10.2.3.10 Receiver Input Signal

The LVDS receivers herein comply with the LVDS standard and correctly determine the bus state when the differential input voltage is greater than 100 mV (HI output) or less than –100 mV (LO output).

10.2.3.11 Receiver Output Signal

Receiver outputs comply with LVTTL output voltage standards when the supply voltage is within the range of 3 V to 3.6 V.

10.2.4 Application Curve

SN65LVDS104 SN65LVDS105 typ_driver_output_eye_point_to_point_slls575.png Figure 40. Typical Driver Output Eye Pattern in Point-to-Point System

10.3 Multidrop Communications

A second common application of LVDS buffers is a multidrop topology. In a multidrop configuration, a single driver and a shared bus are present, along with two or more receivers (with a maximum permissible number of 32 receivers). Figure 41 shows an example of a multidrop system.

SN65LVDS104 SN65LVDS105 slls396_multidrop_topology.gif Figure 41. Multidrop Topology

10.3.1 Design Requirements

For this design example, use the parameters listed in Table 4

Table 4. Design Parameters

DESIGN PARAMETERS EXAMPLE VALUE
Driver supply voltage (VCCD ) 3 to 3.6 V
Driver input voltage 0.8 to VCCD V
Driver signaling rate DC to 400 Mbps
Interconnect characteristic impedance 100 Ω
Termination resistance 100 Ω
Number of receiver nodes 2 to 32
Receiver supply voltage (VCCR) 3 to 3.6 V
Receiver input voltage 0 to VCCR – 0.8 V
Receiver signaling rate DC to 400 Mbps
Ground shift between driver and receiver ±1 V

10.3.2 Detailed Design Procedure

10.3.2.1 Interconnecting Media

The interconnect in a multidrop system differs considerably from a point-to-point system. While point-to-point interconnects are straightforward, and well understood, the bus type architecture encountered with multidrop systems requires more careful attention. We will use Figure 41 to explore these details.

The most basic multidrop system would include a single driver, located at a bus origin, with multiple receiver nodes branching off the main line, and a final receiver at the end of the transmission line, co-located with a bus termination resistor. While this would be the most basic multidrop system, it has several considerations not yet explored.

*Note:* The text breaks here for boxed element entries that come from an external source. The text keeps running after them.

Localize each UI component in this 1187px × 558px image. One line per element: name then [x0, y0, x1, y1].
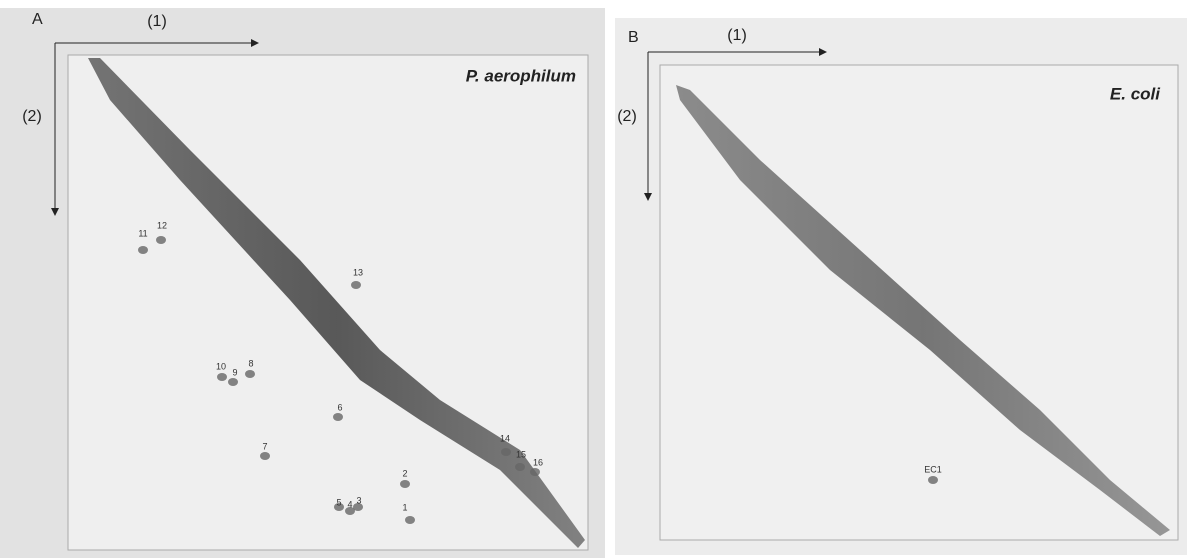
axis-label: (2)	[22, 108, 42, 125]
spot-label: 11	[138, 228, 147, 238]
spot-label: 6	[337, 402, 342, 412]
spot	[245, 370, 255, 378]
spot	[345, 507, 355, 515]
spot	[138, 246, 148, 254]
spot	[400, 480, 410, 488]
panel-label: A	[32, 11, 43, 28]
spot-label: 13	[353, 267, 363, 277]
organism: P. aerophilum	[466, 66, 576, 85]
spot	[353, 503, 363, 511]
spot	[405, 516, 415, 524]
spot-label: 3	[356, 495, 361, 505]
spot-label: 5	[336, 497, 341, 507]
spot	[260, 452, 270, 460]
spot-label: 9	[232, 367, 237, 377]
axis-label: (2)	[617, 108, 637, 125]
spot-label: 1	[402, 502, 407, 512]
organism: E. coli	[1110, 84, 1161, 103]
spot	[928, 476, 938, 484]
spot-label: 12	[157, 220, 167, 230]
spot	[217, 373, 227, 381]
spot	[351, 281, 361, 289]
panel-label: B	[628, 29, 639, 46]
spot-label: 7	[262, 441, 267, 451]
spot	[530, 468, 540, 476]
spot	[333, 413, 343, 421]
axis-label: (1)	[147, 13, 167, 30]
gel-b	[659, 64, 1179, 541]
spot-label: 2	[402, 468, 407, 478]
spot-label: EC1	[924, 464, 942, 474]
spot	[515, 463, 525, 471]
spot-label: 8	[248, 358, 253, 368]
spot-label: 15	[516, 449, 526, 459]
spot	[228, 378, 238, 386]
spot-label: 14	[500, 433, 510, 443]
spot	[501, 448, 511, 456]
spot	[334, 503, 344, 511]
spot	[156, 236, 166, 244]
axis-label: (1)	[727, 27, 747, 44]
diagonal-smear	[88, 58, 585, 548]
spot-label: 4	[347, 499, 352, 509]
spot-label: 16	[533, 457, 543, 467]
diagonal-smear	[676, 85, 1170, 536]
spot-label: 10	[216, 361, 226, 371]
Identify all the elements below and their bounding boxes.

The location of the transmitter at one bus end allows the design concerns to be simplified, but this comes at the cost of flexibility. With a transmitter located at the origin, a single bus termination at the far-end is required. The far-end termination absorbs the incident traveling wave. The flexibility lost with this arrangement is thus: if the single transmitter needed to be relocated on the bus, at any location other than the origin, we would be faced with a bus with one open-circuited end, and one properly terminated end. Locating the transmitter say in the middle of the bus may be desired to reduce (by ½) the maximum flight time from the transmitter to receiver.

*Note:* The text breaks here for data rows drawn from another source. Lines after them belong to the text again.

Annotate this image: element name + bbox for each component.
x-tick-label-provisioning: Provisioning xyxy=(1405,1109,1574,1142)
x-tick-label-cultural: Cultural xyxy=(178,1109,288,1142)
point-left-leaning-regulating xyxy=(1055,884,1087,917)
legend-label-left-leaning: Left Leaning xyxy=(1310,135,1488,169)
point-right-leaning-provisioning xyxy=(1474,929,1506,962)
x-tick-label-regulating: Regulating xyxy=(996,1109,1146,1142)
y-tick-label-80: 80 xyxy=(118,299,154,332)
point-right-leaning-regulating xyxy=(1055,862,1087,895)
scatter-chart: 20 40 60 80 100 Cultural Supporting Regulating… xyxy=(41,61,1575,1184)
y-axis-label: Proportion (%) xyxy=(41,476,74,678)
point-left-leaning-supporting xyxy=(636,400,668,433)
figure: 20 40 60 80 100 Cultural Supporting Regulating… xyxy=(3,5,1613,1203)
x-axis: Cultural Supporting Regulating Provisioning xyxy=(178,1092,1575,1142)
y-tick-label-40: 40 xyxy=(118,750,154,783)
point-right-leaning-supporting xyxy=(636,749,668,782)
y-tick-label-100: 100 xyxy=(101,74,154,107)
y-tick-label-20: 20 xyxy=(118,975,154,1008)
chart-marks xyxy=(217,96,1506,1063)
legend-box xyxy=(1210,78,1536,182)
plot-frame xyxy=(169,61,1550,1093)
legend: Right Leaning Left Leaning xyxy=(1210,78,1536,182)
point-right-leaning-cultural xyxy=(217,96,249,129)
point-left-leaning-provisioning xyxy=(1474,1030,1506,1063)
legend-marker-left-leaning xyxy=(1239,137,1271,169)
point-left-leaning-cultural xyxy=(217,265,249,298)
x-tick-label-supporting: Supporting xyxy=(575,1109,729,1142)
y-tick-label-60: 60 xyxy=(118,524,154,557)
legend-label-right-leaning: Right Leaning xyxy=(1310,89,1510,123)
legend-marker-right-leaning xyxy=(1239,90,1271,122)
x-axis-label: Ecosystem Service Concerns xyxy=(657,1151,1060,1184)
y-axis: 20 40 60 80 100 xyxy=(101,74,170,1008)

Another new feature in Figure 41 is clear in that every node branching off the main line results in stubs. The stubs must be minimized in any case, but have the unintended effect of locally changing the loaded impedance of the bus.

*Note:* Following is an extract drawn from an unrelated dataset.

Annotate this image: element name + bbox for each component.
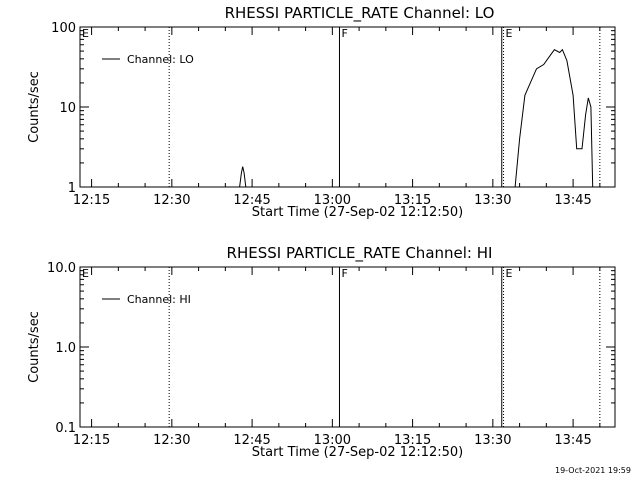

To a good approximation, the characteristic transmission line impedance of an unloaded multipoint or multidrop bus is defined by √L/C, where L is the inductance per unit length and C is the capacitance per unit length. As capacitance is added to the bus in the form of devices and interconnections, the bus characteristic impedance is lowered. This may result in signal reflections from the impedance mismatch between the unloaded and loaded segments of the bus.

If the number of loads is constant and can be distributed evenly along the line, reflections can be reduced by changing the bus termination resistors to match the loaded characteristic impedance. Normally, the number of loads are not constant or distributed evenly and the reflections resulting from any mismatching must be accounted for in the noise budget.